Today Truveta announced the addition of new in-depth medication dispense data to help researchers study safety and effectiveness, medication adherence, and adverse events. Medication dispense data helps researchers understand patients’ actual use of medications.
With more than 55% of Americans regularly taking medications, and non-medication adherence affecting nearly 40-50% of those with chronic conditions, the impact is dire. More than 125,000 Americans die each year from medication non-adherence, exceeding the number of deaths from influenza, pneumonia, or car accidents. In fact, medication non-adherence ranks as the 7th leading cause of death in the United States and costs the US health care system nearly $300 billion a year.
Truveta Data includes depth medication dispense data for the nearly 100 million patients represented by Truveta’s health system members, including medication dispense date, quantity, number of days supplied, whether the medication was filled or refilled, and more Truveta Data also includes prescription fill data from specialty pharmacies, which are critical for studying patients with complex medical conditions like cancer, autoimmune conditions, and rare diseases. Specialty pharmacies are equipped to provide complex and often expensive, medications that require special handling, storage, distribution, and patient education. Finally, medication dispense data also captures prescriptions from providers outside of Truveta member health systems, including clinical trials, providing a more comprehensive look at the patient’s therapies.
By bringing these data together with full electronic health records, comprehensive medical claims data, and social drivers of health (SDOH) in Truveta Data, researchers have access to the most complete picture of the de-identified patient journey.
Use of medication dispense data to provide a more complete patient picture
Using the per-patient social drivers of health attributes, researchers can include potential socioeconomic factors, such as ability to pay and access to transportation, to see if those factors play a role in a patient’s access to medication.
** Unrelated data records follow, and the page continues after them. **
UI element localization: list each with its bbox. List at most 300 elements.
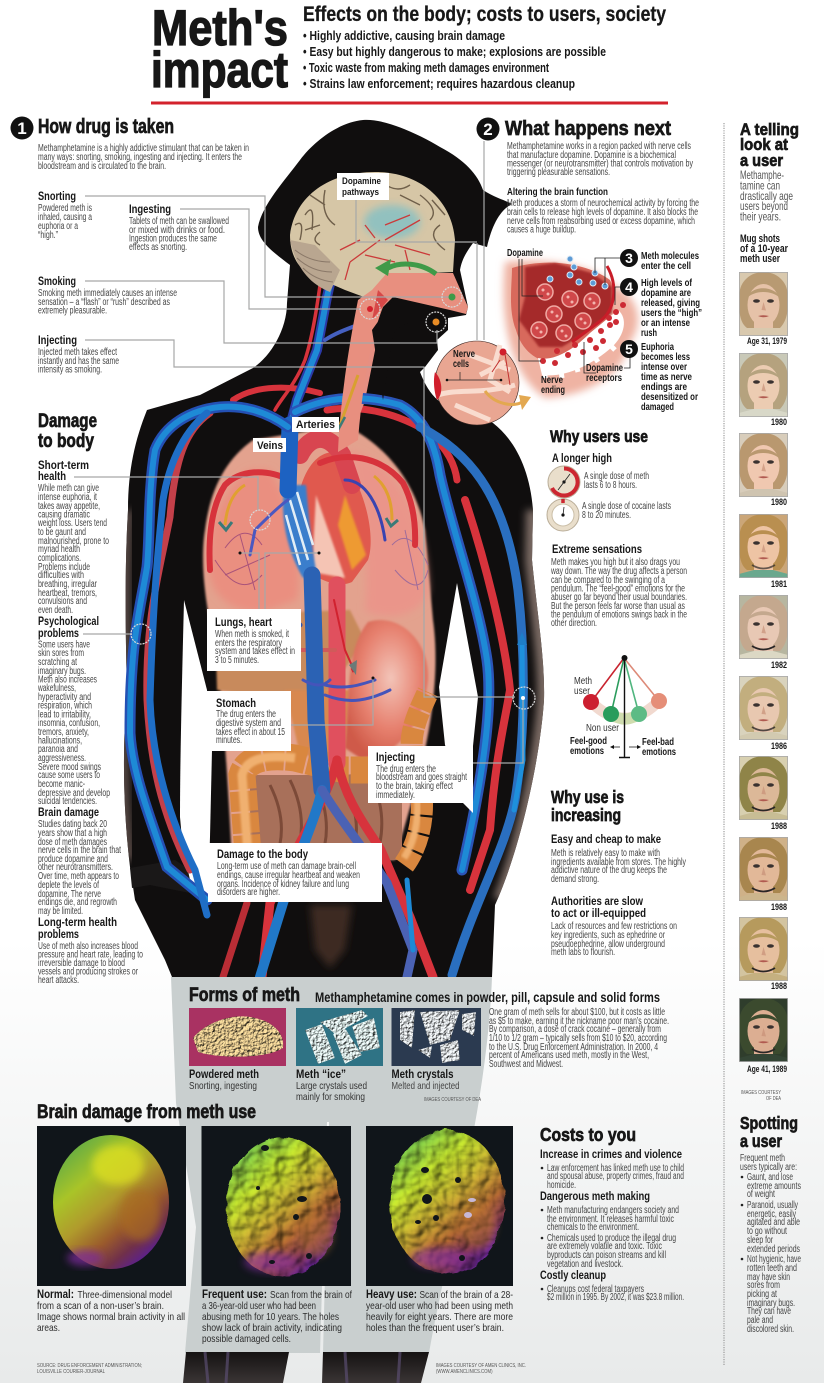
amen clinics credit: (WWW.AMENCLINICS.COM) bbox=[436, 1369, 493, 1375]
section: why users use: 8 to 20 minutes. bbox=[582, 510, 631, 521]
step 4: High levels of bbox=[641, 277, 692, 289]
callout: injecting: Injecting bbox=[376, 750, 415, 764]
psychological problems: Psychological bbox=[38, 614, 99, 628]
section: brain damage from meth use bbox=[37, 1102, 526, 1375]
subtitle and key points: • Easy but highly dangerous to make; explosions are possible bbox=[303, 45, 606, 59]
step 5: intense over bbox=[641, 361, 687, 373]
altering the brain function: Meth produces a storm of neurochemical activity by forcing the bbox=[507, 198, 699, 209]
step 3: enter the cell bbox=[641, 260, 691, 272]
psychological problems: Severe mood swings bbox=[38, 762, 101, 773]
short-term health: convulsions and bbox=[38, 596, 87, 607]
easy and cheap: Easy and cheap to make bbox=[551, 832, 661, 846]
caption: ice: Large crystals used bbox=[296, 1080, 367, 1092]
intro: tamine can bbox=[740, 178, 780, 192]
image credit: OF DEA bbox=[766, 1096, 782, 1102]
psychological problems: cause some users to bbox=[38, 770, 100, 781]
dangerous meth making bbox=[540, 1189, 679, 1270]
brain damage bbox=[38, 805, 121, 917]
step 5: damaged bbox=[641, 401, 674, 413]
step 4: rush bbox=[641, 327, 657, 339]
psychological problems: respiration, which bbox=[38, 700, 92, 712]
step 4: or an intense bbox=[641, 317, 690, 329]
caption: crystals: Meth crystals bbox=[392, 1067, 454, 1081]
section: how drug is taken bbox=[10, 116, 249, 376]
heading: a user bbox=[740, 1131, 782, 1151]
subtitle and key points: • Toxic waste from making meth damages environment bbox=[303, 61, 550, 75]
caption: frequent: abusing meth for 10 years. The holes bbox=[202, 1311, 339, 1323]
bracelet on wrist bbox=[130, 860, 190, 893]
list: sleep for bbox=[747, 1235, 773, 1246]
increase in crimes: Law enforcement has linked meth use to child bbox=[547, 1163, 684, 1174]
snorting: Snorting bbox=[38, 189, 76, 203]
caption: heavy: year-old user who had been using meth bbox=[366, 1300, 513, 1312]
caption: frequent: a 36-year-old user who had been bbox=[202, 1300, 316, 1312]
nerve cells magnifier bbox=[434, 341, 531, 425]
brain damage: may be limited. bbox=[38, 906, 83, 917]
price text: By comparison, a dose of crack cocaine – generally from bbox=[489, 1024, 661, 1035]
callout: stomach bbox=[207, 691, 291, 751]
heading: Spotting bbox=[740, 1113, 798, 1133]
callout: lungs, heart: system and takes effect in bbox=[215, 646, 295, 657]
callout: injecting: The drug enters the bbox=[376, 764, 436, 775]
nerve cells label bbox=[453, 349, 475, 370]
extreme sensations: can be compared to the swinging of a bbox=[551, 575, 665, 586]
heading: increasing bbox=[551, 805, 621, 825]
pendulum diagram: Feel-bad bbox=[642, 737, 674, 748]
pendulum diagram: Non user bbox=[586, 723, 620, 734]
brain damage: Over time, meth appears to bbox=[38, 871, 119, 882]
subtitle and key points: • Highly addictive, causing brain damage bbox=[303, 29, 505, 43]
snorting: Powdered meth is bbox=[38, 203, 92, 214]
pink halo bbox=[504, 261, 638, 398]
snorting: euphoria or a bbox=[38, 221, 78, 232]
callout: stomach: The drug enters the bbox=[216, 709, 276, 720]
caption: frequent bbox=[202, 1289, 352, 1345]
extreme sensations bbox=[550, 542, 687, 629]
step 4: released, giving bbox=[641, 297, 700, 309]
arteries bbox=[147, 200, 510, 977]
list: to go without bbox=[747, 1226, 787, 1237]
mug shots heading: of a 10-year bbox=[740, 243, 789, 255]
psychological problems: imaginary bugs. bbox=[38, 666, 86, 677]
costly cleanup: Cleanups cost federal taxpayers bbox=[547, 1284, 644, 1295]
intro: drastically age bbox=[740, 189, 793, 203]
nerve ending label: ending bbox=[541, 385, 565, 396]
costly cleanup: $2 million in 1995. By 2002, it was $23.8 million. bbox=[547, 1292, 684, 1303]
psychological problems: skin sores from bbox=[38, 648, 84, 659]
step 5: Euphoria bbox=[641, 341, 674, 353]
price text: as $5 to make, earning it the nickname poor man’s cocaine. bbox=[489, 1016, 669, 1027]
dangerous meth making: Chemicals used to produce the illegal drug bbox=[547, 1233, 676, 1244]
caption: frequent: show lack of brain activity, indicating bbox=[202, 1322, 342, 1334]
leg bottoms bbox=[183, 1352, 429, 1383]
caption: heavy: Scan of the brain of a 28- bbox=[420, 1289, 513, 1301]
caption: heavy: heavily for eight years. There are more bbox=[366, 1311, 513, 1323]
heading: How drug is taken bbox=[38, 116, 174, 138]
authorities: Lack of resources and few restrictions on bbox=[551, 921, 677, 932]
list: extreme amounts bbox=[747, 1181, 801, 1192]
torso organs bbox=[203, 425, 436, 865]
callout: stomach: minutes. bbox=[216, 735, 242, 746]
psychological problems: become manic- bbox=[38, 779, 85, 790]
gap between left arm and torso bbox=[180, 600, 212, 900]
orange arrow to cell bbox=[485, 391, 522, 404]
heart bbox=[292, 453, 371, 584]
intro: users beyond bbox=[740, 199, 788, 213]
section: damage to body bbox=[37, 411, 143, 986]
section: costs to you bbox=[540, 1124, 684, 1303]
callout: stomach: Stomach bbox=[216, 696, 256, 710]
extreme sensations: way down. The way the drug affects a person bbox=[550, 566, 687, 577]
legs ghost panel bbox=[171, 977, 492, 1353]
brain damage: produce dopamine and bbox=[38, 854, 108, 865]
list: rotten teeth and bbox=[747, 1263, 797, 1274]
increase in crimes: homicide. bbox=[547, 1180, 576, 1191]
increase in crimes: Increase in crimes and violence bbox=[540, 1147, 682, 1161]
heading: What happens next bbox=[505, 118, 671, 140]
callout: damage to the body: organs. Incidence of kidney failure and lung bbox=[217, 879, 349, 890]
list: Paranoid, usually bbox=[747, 1200, 798, 1211]
dangerous meth making: chemicals to the environment. bbox=[547, 1222, 639, 1233]
extreme sensations: the pendulum of emotions swings back in the bbox=[551, 610, 687, 620]
caption: ice: Meth “ice” bbox=[296, 1067, 346, 1081]
callout: damage to the body: disorders are higher. bbox=[217, 887, 280, 898]
snorting: “high.” bbox=[38, 230, 58, 241]
authorities: to act or ill-equipped bbox=[551, 906, 646, 920]
long-term health problems: Long-term health bbox=[38, 915, 117, 929]
section: why users use: lasts 6 to 8 hours. bbox=[584, 480, 637, 491]
caption: ice: mainly for smoking bbox=[296, 1091, 365, 1103]
meth molecules bbox=[547, 256, 608, 289]
section: spotting a user bbox=[740, 1113, 801, 1335]
caption: powdered: Powdered meth bbox=[189, 1067, 259, 1081]
mug shots heading: meth user bbox=[740, 253, 781, 265]
dangerous meth making: the environment. It releases harmful toxic bbox=[547, 1214, 674, 1225]
brain damage: deplete the levels of bbox=[38, 880, 99, 891]
smoking: Smoking meth immediately causes an intense bbox=[38, 288, 177, 299]
step 5: 5 bbox=[625, 341, 633, 357]
extreme sensations: pendulum. The “feel-good” emotions for the bbox=[551, 584, 685, 594]
ingesting: effects as snorting. bbox=[129, 242, 187, 253]
short-term health: weight loss. Users tend bbox=[37, 518, 107, 529]
caption: frequent: Scan from the brain of bbox=[270, 1289, 352, 1301]
callout: damage to the body: Long-term use of meth can damage brain-cell bbox=[217, 861, 356, 872]
long-term health problems: irreversible damage to blood bbox=[38, 958, 125, 969]
heading: look at bbox=[740, 135, 788, 154]
mug shot captions: 1988 bbox=[771, 902, 787, 912]
psychological problems bbox=[37, 614, 110, 807]
orange pathway arrow bbox=[340, 375, 358, 425]
caption: heavy: holes than the frequent user’s brain. bbox=[366, 1322, 504, 1334]
short-term health: to be gaunt and bbox=[38, 527, 86, 538]
heading: Why users use bbox=[550, 427, 648, 446]
step 5: becomes less bbox=[641, 351, 690, 363]
list: may have skin bbox=[747, 1272, 790, 1283]
long-term health problems: pressure and heart rate, leading to bbox=[38, 950, 143, 960]
psychological problems: insomnia, confusion, bbox=[38, 718, 100, 729]
number 2 badge bbox=[476, 118, 500, 140]
psychological problems: Some users have bbox=[38, 640, 90, 650]
easy and cheap: addictive nature of the drug keeps the bbox=[551, 865, 667, 876]
sinus and throat bbox=[338, 273, 468, 452]
caption: frequent: Frequent use: bbox=[202, 1289, 267, 1301]
title bbox=[151, 0, 288, 98]
source credit: SOURCE: DRUG ENFORCEMENT ADMINISTRATION; bbox=[37, 1363, 142, 1369]
amen clinics credit: IMAGES COURTESY OF AMEN CLINICS, INC. bbox=[436, 1363, 526, 1369]
psychological problems: hallucinations, bbox=[38, 736, 82, 746]
long-term health problems: vessels and producing strokes or bbox=[38, 966, 138, 978]
easy and cheap: demand strong. bbox=[551, 874, 599, 885]
short-term health: malnourished, prone to bbox=[38, 536, 109, 547]
intro text bbox=[507, 141, 693, 178]
intro text: bloodstream and is circulated to the brain. bbox=[38, 161, 166, 172]
authorities: meth labs to flourish. bbox=[551, 947, 615, 958]
mug shot captions: 1980 bbox=[771, 417, 787, 427]
green arrow bbox=[388, 264, 436, 274]
step 5: time as nerve bbox=[641, 371, 692, 383]
list bbox=[740, 1153, 801, 1335]
step 3: 3 bbox=[625, 250, 633, 266]
short-term health: intense euphoria, it bbox=[38, 492, 97, 503]
extreme sensations: Extreme sensations bbox=[552, 542, 642, 556]
list: energetic, easily bbox=[747, 1209, 796, 1220]
pendulum diagram: Meth bbox=[574, 676, 592, 687]
psychological problems: suicidal tendencies. bbox=[38, 796, 97, 807]
mug shot captions: 1986 bbox=[771, 741, 787, 751]
source credit bbox=[37, 1363, 142, 1375]
brain bbox=[290, 172, 468, 452]
subtitle and key points bbox=[303, 3, 666, 91]
step 3 bbox=[620, 249, 699, 272]
mug shot 1981 bbox=[739, 514, 788, 578]
dangerous meth making: Dangerous meth making bbox=[540, 1189, 650, 1203]
label: dopamine pathways: pathways bbox=[342, 187, 379, 198]
ingesting: Ingesting bbox=[129, 202, 171, 216]
smoking: extremely pleasurable. bbox=[38, 306, 107, 316]
heading bbox=[38, 411, 97, 452]
clock: meth bbox=[548, 466, 580, 498]
callout: injecting: immediately. bbox=[376, 790, 415, 801]
step 4: 4 bbox=[625, 279, 633, 295]
left lung bbox=[209, 470, 299, 612]
short-term health: causing dramatic bbox=[38, 510, 90, 520]
pendulum diagram bbox=[570, 655, 676, 758]
mug shot 1979 bbox=[739, 272, 788, 336]
pendulum diagram: emotions bbox=[570, 746, 604, 757]
lower centre of hips bbox=[310, 905, 352, 968]
list: users typically are: bbox=[740, 1162, 797, 1173]
short-term health: Short-term bbox=[38, 458, 89, 472]
title: impact bbox=[151, 42, 288, 98]
mug shot 1988 c bbox=[739, 917, 788, 981]
heading: Damage bbox=[38, 411, 97, 432]
heading bbox=[740, 120, 799, 170]
callout: lungs, heart bbox=[207, 609, 301, 671]
heading: A telling bbox=[740, 120, 799, 139]
price text: to the U.S. Drug Enforcement Administration. In 2000, 4 bbox=[489, 1042, 658, 1053]
intro text: many ways: snorting, smoking, ingesting and injecting. It enters the bbox=[38, 152, 242, 163]
authorities: key ingredients, such as ephedrine or bbox=[551, 930, 665, 941]
callout: damage to the body: Damage to the body bbox=[217, 847, 308, 861]
dangerous meth making: byproducts can poison streams and kill bbox=[547, 1250, 666, 1261]
caption: ice bbox=[296, 1067, 367, 1103]
intro text: Methamphetamine works in a region packed with nerve cells bbox=[507, 141, 691, 152]
psychological problems: problems bbox=[38, 626, 79, 640]
caption: heavy bbox=[366, 1289, 513, 1334]
mug shot captions: 1988 bbox=[771, 981, 787, 991]
brain damage: Studies dating back 20 bbox=[38, 819, 107, 830]
caption: frequent: possible damaged cells. bbox=[202, 1333, 291, 1345]
scan: normal bbox=[37, 1126, 186, 1286]
short-term health: While meth can give bbox=[38, 483, 99, 494]
price text: 1/10 to 1/2 gram – typically sells from $10 to $20, according bbox=[489, 1033, 667, 1044]
caption: heavy: Heavy use: bbox=[366, 1289, 417, 1301]
short-term health: takes away appetite, bbox=[38, 501, 100, 512]
snorting bbox=[38, 189, 92, 241]
callout: stomach: takes effect in about 15 bbox=[216, 727, 285, 738]
callout: injecting: to the brain, taking effect bbox=[376, 781, 453, 792]
mug shot captions: Age 41, 1989 bbox=[747, 1064, 787, 1074]
long-term health problems: heart attacks. bbox=[38, 975, 79, 986]
cell body bbox=[511, 263, 613, 362]
list: of weight bbox=[747, 1189, 775, 1200]
injecting: intensity as smoking. bbox=[38, 364, 102, 376]
altering the brain function: nerve cells from reabsorbing used or excess dopamine, which bbox=[507, 216, 695, 227]
injecting: Injected meth takes effect bbox=[38, 347, 117, 358]
caption: powdered bbox=[189, 1067, 259, 1092]
short-term health: difficulties with bbox=[38, 570, 84, 581]
mug shot captions: 1988 bbox=[771, 821, 787, 831]
step 4: users the “high” bbox=[641, 307, 702, 319]
increase in crimes: and spousal abuse, property crimes, fraud and bbox=[547, 1171, 684, 1182]
psychological problems: wakefulness, bbox=[37, 683, 76, 694]
caption: normal: areas. bbox=[37, 1322, 60, 1334]
psychological problems: lead to irritability, bbox=[38, 710, 91, 720]
price text: percent of Americans used meth, mostly in the West, bbox=[489, 1050, 649, 1061]
brain damage: Brain damage bbox=[38, 805, 99, 819]
caption: normal: Image shows normal brain activity in all bbox=[37, 1311, 185, 1323]
psychological problems: hyperactivity and bbox=[38, 692, 91, 703]
callout: stomach: digestive system and bbox=[216, 718, 281, 729]
number 2 badge: 2 bbox=[483, 120, 493, 139]
mug shot 1988 bbox=[739, 756, 788, 820]
intro: Methamphe- bbox=[740, 168, 784, 182]
injecting: instantly and has the same bbox=[38, 356, 119, 367]
photo: crystals bbox=[392, 1008, 481, 1066]
subheading: A longer high bbox=[552, 451, 612, 465]
lung arrows bbox=[219, 476, 398, 672]
step 5: desensitized or bbox=[641, 391, 698, 403]
extreme sensations: abuser go far beyond their usual boundaries. bbox=[551, 592, 687, 603]
heading: Why use is bbox=[551, 787, 624, 807]
easy and cheap: Meth is relatively easy to make with bbox=[551, 848, 660, 859]
extreme sensations: But the person feels far worse than usual as bbox=[551, 601, 685, 612]
psychological problems: Meth also increases bbox=[38, 674, 97, 686]
label: dopamine pathways: Dopamine bbox=[342, 176, 381, 187]
easy and cheap: ingredients available from stores. The highly bbox=[551, 857, 686, 868]
list: Gaunt, and lose bbox=[747, 1172, 793, 1183]
section: why users use bbox=[547, 427, 687, 758]
long-term health problems: problems bbox=[38, 927, 79, 941]
ingesting: Tablets of meth can be swallowed bbox=[129, 216, 229, 227]
number 1 badge: 1 bbox=[17, 119, 27, 138]
caption: crystals bbox=[392, 1067, 460, 1092]
short-term health: Problems include bbox=[38, 562, 90, 573]
image credit bbox=[741, 1090, 782, 1102]
scan: heavy bbox=[366, 1126, 513, 1286]
dopamine receptors label bbox=[586, 363, 623, 384]
smoking bbox=[38, 274, 177, 316]
smoking: sensation – a “flash” or “rush” described as bbox=[38, 297, 170, 308]
ingesting: or mixed with drinks or food. bbox=[129, 225, 225, 236]
pendulum diagram: emotions bbox=[642, 747, 676, 758]
callout: damage to the body: endings, cause irregular heartbeat and weaken bbox=[217, 870, 360, 881]
callout: injecting bbox=[368, 746, 473, 813]
increase in crimes bbox=[540, 1147, 684, 1191]
caption: normal: Normal: bbox=[37, 1289, 74, 1301]
step 5: endings are bbox=[641, 381, 687, 393]
extreme sensations: Meth makes you high but it also drags you bbox=[551, 557, 680, 568]
liver and stomach bbox=[215, 610, 365, 700]
callout: lungs, heart: Lungs, heart bbox=[215, 615, 272, 629]
caption: normal: Three-dimensional model bbox=[78, 1289, 172, 1301]
brain damage: endings die, and regrowth bbox=[38, 897, 117, 908]
injecting: Injecting bbox=[38, 333, 77, 347]
gap between right arm and torso bbox=[439, 583, 478, 812]
mug shot 1982 bbox=[739, 595, 788, 659]
vesicles bbox=[531, 284, 600, 341]
callout: damage to the body bbox=[208, 843, 382, 902]
dangerous meth making: are extremely volatile and toxic. Toxic bbox=[547, 1241, 662, 1252]
mug shot captions: Age 31, 1979 bbox=[747, 336, 787, 346]
nerve cells label: cells bbox=[453, 359, 469, 370]
price text: One gram of meth sells for about $100, but it costs as little bbox=[489, 1007, 665, 1018]
dangerous meth making: vegetation and livestock. bbox=[547, 1259, 623, 1270]
heading: to body bbox=[38, 431, 94, 452]
psychological problems: paranoia and bbox=[38, 744, 78, 755]
psychological problems: scratching at bbox=[38, 657, 77, 668]
list: discolored skin. bbox=[747, 1324, 794, 1335]
dopamine receptors label: receptors bbox=[586, 373, 622, 384]
short-term health bbox=[37, 458, 109, 616]
step 4 bbox=[620, 277, 702, 339]
dopamine label: Dopamine bbox=[507, 247, 543, 259]
list: pale and bbox=[747, 1315, 773, 1326]
white receptor band bbox=[538, 310, 624, 375]
short-term health: breathing, irregular bbox=[38, 579, 97, 590]
subheading: Methamphetamine comes in powder, pill, capsule and solid forms bbox=[315, 990, 660, 1005]
smoking: Smoking bbox=[38, 274, 76, 288]
veins bbox=[130, 195, 523, 977]
intro text: Methamphetamine is a highly addictive stimulant that can be taken in bbox=[38, 143, 249, 154]
callout: lungs, heart: When meth is smoked, it bbox=[215, 629, 289, 640]
short-term health: myriad health bbox=[38, 544, 80, 555]
ingesting: Ingestion produces the same bbox=[129, 234, 217, 244]
altering the brain function: causes a huge buildup. bbox=[507, 224, 576, 236]
list: imaginary bugs. bbox=[747, 1298, 795, 1309]
credit: IMAGES COURTESY OF DEA bbox=[424, 1097, 482, 1103]
intro text: triggering pleasurable sensations. bbox=[507, 167, 610, 178]
subtitle and key points: Effects on the body; costs to users, society bbox=[303, 3, 666, 26]
label: veins: Veins bbox=[257, 440, 283, 452]
callout: lungs, heart: 3 to 5 minutes. bbox=[215, 655, 259, 666]
photo: ice bbox=[296, 1008, 383, 1066]
authorities: pseudoephedrine, allow underground bbox=[551, 939, 665, 950]
extreme sensations: other direction. bbox=[551, 618, 597, 629]
short-term health: heartbeat, tremors, bbox=[38, 588, 97, 599]
clock: cocaine bbox=[547, 499, 579, 531]
altering the brain function: brain cells to release high levels of dopamine. It also blocks the bbox=[507, 207, 698, 218]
Understanding adherence allows researchers to more accurately understand which patients are receiving treatment and better understand the relationship of the medication of interest and patient outcomes.
Together, the rich clinical depth of the electronic health record and now medication dispense and specialty pharmacy data — linked with comprehensive claims, social drivers of health, and mortality in Truveta Data — provide the most complete, timely, and clean view of the de-identified patient journey, enabling researchers to study patient care and outcomes on any disease, drug, or device.